JdCT: I was invited 2 years ago; they [the authorities] wanted to bring more cultural tourism to the island as they already had a strong tradition in this sense. They want to identify the island with this sort of visitor, and distance it from mainstream masses.
GG: We note references in your work to the Xian warriors and Juan Muñoz – was this intentional?
JdCT: Of course I know and like the Terracota Warriors. In the case of Juan Muñoz, it´s curious that you actually mention this because I have a couple of his sculptures on my terrace. But this work is going to be more about architecture and elements than about people: there will be a garden, a fountain and a fence. I use the fence as an irony as this you can not put up walls to the sea. It will be a combination of architecture and underwater atmosphere: all elements will be individual, with no replicas as I used in the Mexican installation
GG: One thing we love about your work is how it evolves as the underwater flora and fauna move in. Do you have any idea how it will look like in 10 years?

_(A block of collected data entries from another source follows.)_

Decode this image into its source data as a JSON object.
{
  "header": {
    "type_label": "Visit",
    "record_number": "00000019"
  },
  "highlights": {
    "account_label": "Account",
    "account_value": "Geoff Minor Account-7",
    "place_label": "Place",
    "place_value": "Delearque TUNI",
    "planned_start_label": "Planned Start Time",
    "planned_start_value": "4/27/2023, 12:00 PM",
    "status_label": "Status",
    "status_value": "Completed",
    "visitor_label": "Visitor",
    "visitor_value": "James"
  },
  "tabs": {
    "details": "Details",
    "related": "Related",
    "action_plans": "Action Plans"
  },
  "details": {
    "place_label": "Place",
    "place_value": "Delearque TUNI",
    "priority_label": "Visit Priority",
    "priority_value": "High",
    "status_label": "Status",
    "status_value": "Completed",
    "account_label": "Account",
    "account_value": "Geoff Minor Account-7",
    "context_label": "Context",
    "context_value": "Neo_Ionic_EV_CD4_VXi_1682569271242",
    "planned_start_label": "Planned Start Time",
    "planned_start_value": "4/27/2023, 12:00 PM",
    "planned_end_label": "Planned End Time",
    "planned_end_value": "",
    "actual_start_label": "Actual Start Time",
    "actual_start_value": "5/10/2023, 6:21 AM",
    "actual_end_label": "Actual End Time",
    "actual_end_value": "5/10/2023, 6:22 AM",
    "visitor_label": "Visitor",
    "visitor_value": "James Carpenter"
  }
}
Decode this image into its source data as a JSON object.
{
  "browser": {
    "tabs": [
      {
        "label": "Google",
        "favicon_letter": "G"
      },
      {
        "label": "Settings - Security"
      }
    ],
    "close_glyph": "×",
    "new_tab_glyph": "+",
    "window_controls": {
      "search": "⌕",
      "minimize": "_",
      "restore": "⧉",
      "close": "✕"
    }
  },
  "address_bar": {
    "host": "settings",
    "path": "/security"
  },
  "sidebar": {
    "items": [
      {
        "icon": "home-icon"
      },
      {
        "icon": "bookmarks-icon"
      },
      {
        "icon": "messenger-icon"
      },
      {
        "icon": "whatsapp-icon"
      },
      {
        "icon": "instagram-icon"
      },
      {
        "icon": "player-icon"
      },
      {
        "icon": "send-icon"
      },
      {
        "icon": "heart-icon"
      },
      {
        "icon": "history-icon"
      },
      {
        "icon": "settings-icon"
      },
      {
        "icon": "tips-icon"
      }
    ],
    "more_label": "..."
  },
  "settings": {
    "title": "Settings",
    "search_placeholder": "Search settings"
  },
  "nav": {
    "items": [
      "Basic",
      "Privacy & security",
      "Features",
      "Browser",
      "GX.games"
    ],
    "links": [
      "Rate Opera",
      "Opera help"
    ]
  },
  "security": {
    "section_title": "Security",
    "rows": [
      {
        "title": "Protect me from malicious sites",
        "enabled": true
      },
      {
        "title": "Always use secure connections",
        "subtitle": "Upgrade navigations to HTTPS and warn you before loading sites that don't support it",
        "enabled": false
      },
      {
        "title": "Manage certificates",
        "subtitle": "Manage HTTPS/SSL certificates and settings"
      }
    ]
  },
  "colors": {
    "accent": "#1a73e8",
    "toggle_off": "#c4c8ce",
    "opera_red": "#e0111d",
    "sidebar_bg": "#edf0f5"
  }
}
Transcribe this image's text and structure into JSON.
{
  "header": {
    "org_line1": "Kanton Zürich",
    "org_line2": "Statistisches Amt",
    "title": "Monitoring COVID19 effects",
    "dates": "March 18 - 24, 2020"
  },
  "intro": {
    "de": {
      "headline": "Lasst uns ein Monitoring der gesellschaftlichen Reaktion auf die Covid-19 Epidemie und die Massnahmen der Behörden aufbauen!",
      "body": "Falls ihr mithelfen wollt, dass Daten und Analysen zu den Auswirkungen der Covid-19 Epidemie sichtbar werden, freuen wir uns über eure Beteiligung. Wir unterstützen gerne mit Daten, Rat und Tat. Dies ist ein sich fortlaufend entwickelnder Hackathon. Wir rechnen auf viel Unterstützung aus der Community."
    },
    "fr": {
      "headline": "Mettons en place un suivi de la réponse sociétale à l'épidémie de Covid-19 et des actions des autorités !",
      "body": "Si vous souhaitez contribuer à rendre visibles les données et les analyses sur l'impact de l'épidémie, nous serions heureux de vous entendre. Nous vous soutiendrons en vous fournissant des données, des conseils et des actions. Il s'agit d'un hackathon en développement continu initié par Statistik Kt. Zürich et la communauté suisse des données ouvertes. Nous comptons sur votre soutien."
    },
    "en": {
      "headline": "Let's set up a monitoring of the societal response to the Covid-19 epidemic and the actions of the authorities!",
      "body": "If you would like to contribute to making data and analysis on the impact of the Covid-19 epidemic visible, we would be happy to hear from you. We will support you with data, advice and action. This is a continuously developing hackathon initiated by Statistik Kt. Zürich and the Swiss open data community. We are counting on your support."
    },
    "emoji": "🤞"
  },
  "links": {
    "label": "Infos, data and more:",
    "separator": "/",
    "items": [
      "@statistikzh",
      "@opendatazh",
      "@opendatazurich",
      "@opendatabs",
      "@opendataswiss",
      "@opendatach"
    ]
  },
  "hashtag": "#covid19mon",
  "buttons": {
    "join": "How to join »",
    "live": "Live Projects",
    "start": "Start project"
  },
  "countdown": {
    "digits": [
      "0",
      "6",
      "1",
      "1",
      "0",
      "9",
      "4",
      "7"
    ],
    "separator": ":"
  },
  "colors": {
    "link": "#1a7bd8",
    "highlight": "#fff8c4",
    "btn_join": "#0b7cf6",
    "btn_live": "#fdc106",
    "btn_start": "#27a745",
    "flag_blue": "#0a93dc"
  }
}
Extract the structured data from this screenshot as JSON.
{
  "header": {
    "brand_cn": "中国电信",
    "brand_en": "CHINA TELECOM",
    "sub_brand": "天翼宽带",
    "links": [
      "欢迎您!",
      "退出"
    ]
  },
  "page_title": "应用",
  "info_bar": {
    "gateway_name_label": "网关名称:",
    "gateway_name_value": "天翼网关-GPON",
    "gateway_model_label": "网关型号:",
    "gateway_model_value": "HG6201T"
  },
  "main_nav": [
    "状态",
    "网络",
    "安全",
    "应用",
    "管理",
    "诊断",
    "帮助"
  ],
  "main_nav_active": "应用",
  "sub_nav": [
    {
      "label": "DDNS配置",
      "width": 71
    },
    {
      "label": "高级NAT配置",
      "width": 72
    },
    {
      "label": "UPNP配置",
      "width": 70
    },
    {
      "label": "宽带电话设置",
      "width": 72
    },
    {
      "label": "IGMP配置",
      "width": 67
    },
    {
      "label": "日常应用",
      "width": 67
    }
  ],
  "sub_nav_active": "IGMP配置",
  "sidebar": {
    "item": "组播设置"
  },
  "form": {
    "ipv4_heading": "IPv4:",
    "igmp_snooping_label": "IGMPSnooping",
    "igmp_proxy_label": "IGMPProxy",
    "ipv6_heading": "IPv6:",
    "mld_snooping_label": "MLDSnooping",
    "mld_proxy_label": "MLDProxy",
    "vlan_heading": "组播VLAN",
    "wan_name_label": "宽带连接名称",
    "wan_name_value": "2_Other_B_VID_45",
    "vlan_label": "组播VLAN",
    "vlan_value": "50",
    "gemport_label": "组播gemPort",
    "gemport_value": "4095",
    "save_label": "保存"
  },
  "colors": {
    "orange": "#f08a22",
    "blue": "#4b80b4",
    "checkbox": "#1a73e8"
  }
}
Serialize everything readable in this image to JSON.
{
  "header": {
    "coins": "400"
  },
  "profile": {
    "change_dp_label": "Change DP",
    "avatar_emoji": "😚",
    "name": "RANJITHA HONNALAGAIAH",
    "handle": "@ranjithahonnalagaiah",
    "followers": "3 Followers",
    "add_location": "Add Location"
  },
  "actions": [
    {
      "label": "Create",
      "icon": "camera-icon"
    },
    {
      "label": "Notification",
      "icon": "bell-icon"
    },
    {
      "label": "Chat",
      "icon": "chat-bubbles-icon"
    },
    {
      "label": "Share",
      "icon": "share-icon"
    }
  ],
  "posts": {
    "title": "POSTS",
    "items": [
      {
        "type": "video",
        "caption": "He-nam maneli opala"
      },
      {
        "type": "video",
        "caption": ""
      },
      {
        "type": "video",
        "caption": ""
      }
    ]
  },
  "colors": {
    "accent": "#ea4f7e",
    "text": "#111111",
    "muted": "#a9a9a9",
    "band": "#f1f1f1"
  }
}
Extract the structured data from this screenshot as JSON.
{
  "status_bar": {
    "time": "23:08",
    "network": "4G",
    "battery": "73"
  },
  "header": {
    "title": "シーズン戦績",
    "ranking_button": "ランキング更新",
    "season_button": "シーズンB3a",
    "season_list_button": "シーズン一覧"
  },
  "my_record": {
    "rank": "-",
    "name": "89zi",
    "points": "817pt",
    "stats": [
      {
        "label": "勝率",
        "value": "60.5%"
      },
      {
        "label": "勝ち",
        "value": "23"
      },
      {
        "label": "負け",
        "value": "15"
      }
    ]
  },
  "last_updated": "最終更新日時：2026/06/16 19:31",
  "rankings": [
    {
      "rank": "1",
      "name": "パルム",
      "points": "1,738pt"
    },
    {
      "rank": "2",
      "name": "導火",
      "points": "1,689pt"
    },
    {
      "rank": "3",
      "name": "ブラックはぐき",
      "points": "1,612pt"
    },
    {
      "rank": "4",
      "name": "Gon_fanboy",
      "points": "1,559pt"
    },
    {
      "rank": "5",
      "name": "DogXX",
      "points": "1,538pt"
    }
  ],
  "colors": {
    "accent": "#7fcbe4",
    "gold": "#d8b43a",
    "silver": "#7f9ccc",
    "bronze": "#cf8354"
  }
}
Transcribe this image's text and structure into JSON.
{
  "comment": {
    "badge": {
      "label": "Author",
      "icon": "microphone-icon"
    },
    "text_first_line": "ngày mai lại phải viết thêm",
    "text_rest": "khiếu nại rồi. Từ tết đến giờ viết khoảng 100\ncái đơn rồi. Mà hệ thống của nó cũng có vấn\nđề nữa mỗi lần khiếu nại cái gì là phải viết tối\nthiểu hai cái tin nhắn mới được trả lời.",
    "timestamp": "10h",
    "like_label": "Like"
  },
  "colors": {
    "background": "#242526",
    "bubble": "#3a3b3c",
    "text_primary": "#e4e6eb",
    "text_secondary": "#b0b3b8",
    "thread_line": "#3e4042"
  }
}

JdGT: I honestly do not know. Water is colder here than in the Caribbean, the color is different… I do think that the evolution of the sculptures will be slower and less dramatic. I also wonder how the evolution of the sculptures will be in terms of its interaction with sea worms and sea urchins. In Mexico some visitors complained a bit because algae darkened them too much.
GG: Are they anchored to the seabed?
JdGT: Yes, they are anchored with an special technique under the sand so they do not move with strong weather. We are a team of 5 persons, a mix of Spanish people and foreigners. Conditions are better to work here as the heat is not so severe.
GG: When do you expect it to be open?
JdGT: Next summer it will be partially open. At the end of 2016 I expect it to be totally finished.
GG: Do you have a favourite place in Spain? Any favourite Spanish dishes?
JdGT: I know Spain because I lived in Madrid when I was younger for a couple of years. But I have to say that my favorite place is Barcelona, for the perfect combination between the sea, the city and the mountains. And in terms of cooking I stick to paella.